I should have won the argument from there. My co-workers should have given up, but they dug their heels in and tried to put up a fight. I then reminded them that virtually all of our Jamaican high school track and field stars over the years performed at both meets, but what will we remember them most for, their performance at Champs or Carifta? The exploits of athletes like Usain Bolt, Jermaine Gonzales, Daniel England, Anneisha McLaughlin-Whilby, Michael Ohara, and Christopher Taylor are all etched into our minds.
The performances of these athletes at Champs is almost part of our folklore. Do we even remember what they did at Carifta?
“And what of the crowds,” I asked my colleagues, who were by now metaphorically hanging onto the ropes. Why do we have 30,000 noisy hysterical supporters at one meet, while we may have four or five thousand at the other? Why do scouts pour into Champs in far greater numbers than the Carifta Games, if it was not a bigger and more prestigious meet?

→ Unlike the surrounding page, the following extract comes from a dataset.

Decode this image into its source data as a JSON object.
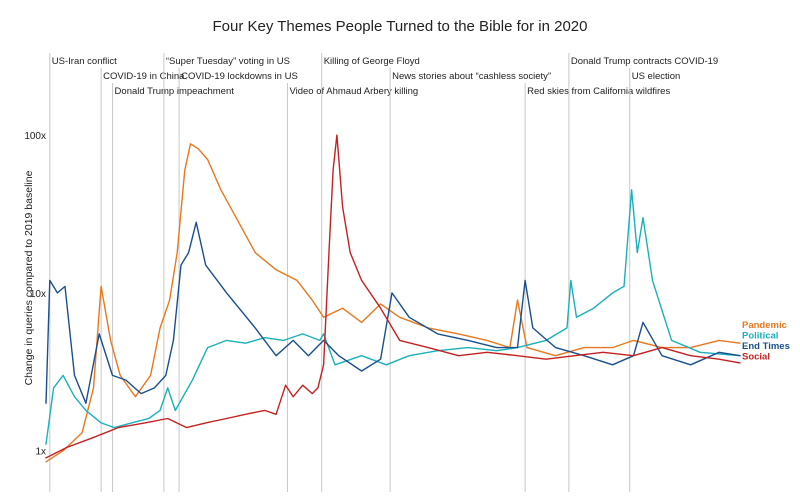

The argument that a regional meet involving countries MUST be more prestigious than a high school meet does not hold up. Sometimes the “smaller” competition carries far more significance to all concerned than the bigger competition.
The ISSA/Digicel Manning Cup and ISSA/WATA daCosta Cup finals, for example, are usually better attended and played with more gusto by the players than the Olivier Shield, which is supposed to be “the symbol of schoolboy supremacy.” It may not make sense, but it is just the way it is.
By now, my colleagues were gasping for air. They could not come up with any arguments that stood up to rational scrutiny. Then, I cruelly came up with the coup de grace.
One of those arguing against me was the sports editor himself. I reminded him how he treated both meets.
For Champs he arranged a strong panel and live continuous coverage for the last two days, while for Carifta, we may be lucky if we get four “updates” for the day. That did it! They did not concede but only because they did not have to!